The Fire and Rescue Service Long Service and Good Conduct Medal was established in June 1954 as a long service medal awarded to members of fire and rescue services throughout the United Kingdom, the Isle of Man and the Channel Islands. It was first designated The Fire Brigade Long Service and Good Conduct Medal and subsequently renamed in 2022 following an updated royal warrant. The medal is awarded for 20 years of good and efficient service.

Appearance

The Award is in cupronickel, in the form of a circular Medal, bearing on the obverse the Crown Effigy of the Sovereign and on the reverse the inscription "For Exemplary Fire and Rescue Service" with a design showing two firefighters handling a hose.

The Thirty Years of Service Clasp and the Forty Years of Service Clasp are in cupronickel bearing the inscription “Long Service, Thirty Years” and “Long Service, Forty Years” respectively.

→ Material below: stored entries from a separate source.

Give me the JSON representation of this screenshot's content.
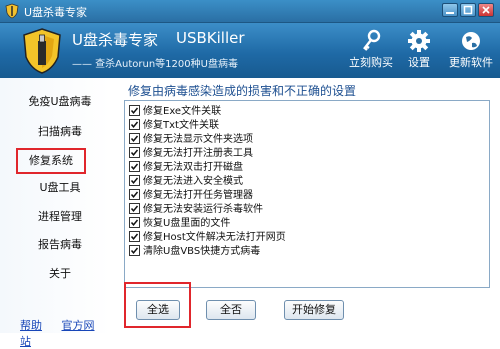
{
  "window": {
    "title": "U盘杀毒专家"
  },
  "header": {
    "title": "U盘杀毒专家",
    "title_en": "USBKiller",
    "subtitle": "—— 查杀Autorun等1200种U盘病毒",
    "tools": [
      {
        "label": "立刻购买",
        "icon": "key-icon"
      },
      {
        "label": "设置",
        "icon": "gear-icon"
      },
      {
        "label": "更新软件",
        "icon": "globe-icon"
      }
    ]
  },
  "sidebar": {
    "items": [
      {
        "label": "免疫U盘病毒"
      },
      {
        "label": "扫描病毒"
      },
      {
        "label": "修复系统",
        "active": true
      },
      {
        "label": "U盘工具"
      },
      {
        "label": "进程管理"
      },
      {
        "label": "报告病毒"
      },
      {
        "label": "关于"
      }
    ],
    "help": "帮助",
    "website": "官方网站"
  },
  "content": {
    "title": "修复由病毒感染造成的损害和不正确的设置",
    "items": [
      {
        "label": "修复Exe文件关联",
        "checked": true
      },
      {
        "label": "修复Txt文件关联",
        "checked": true
      },
      {
        "label": "修复无法显示文件夹选项",
        "checked": true
      },
      {
        "label": "修复无法打开注册表工具",
        "checked": true
      },
      {
        "label": "修复无法双击打开磁盘",
        "checked": true
      },
      {
        "label": "修复无法进入安全模式",
        "checked": true
      },
      {
        "label": "修复无法打开任务管理器",
        "checked": true
      },
      {
        "label": "修复无法安装运行杀毒软件",
        "checked": true
      },
      {
        "label": "恢复U盘里面的文件",
        "checked": true
      },
      {
        "label": "修复Host文件解决无法打开网页",
        "checked": true
      },
      {
        "label": "清除U盘VBS快捷方式病毒",
        "checked": true
      }
    ],
    "buttons": {
      "select_all": "全选",
      "select_none": "全否",
      "start_repair": "开始修复"
    }
  },
  "colors": {
    "header": "#1f6aa6",
    "highlight": "#e0262c",
    "link": "#1846b8"
  }
}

The Medal is to be worn on the left side attached by means of a suspending bar to a ribbon one and a quarter inches in width, which is in colour red, with on either side a yellow stripe on which is superimposed a narrow stripe of red. The Thirty Years of Service Clasp and the Forty Years of Service Clasp are to be attached to the ribbon.

Criteria

Eligibility
Those eligible for the Fire and Rescue Service Long Service and Good Conduct Medal are full-time and part-time members of all ranks in Local Authority Fire Services in England and Wales, the Scottish Fire and Rescue Service, the Northern Ireland Fire and Rescue Service, or Airport Fire Services. Also eligible are members of Fire Brigades of the Isle of Man and the Channel Islands, Fire Service members of CFRA and of Her Majesty's Fire Service Inspectorate for Scotland and fire service instructors at central training establishments such as the Fire Service College, the Scottish Fire Services College, and the Defence Fire Training and Development Centre.

Length of service
Individuals may be awarded the medal for 20 years of continuous or aggregate service in an eligible fire brigade or service, so long as they have been very good in conduct and character.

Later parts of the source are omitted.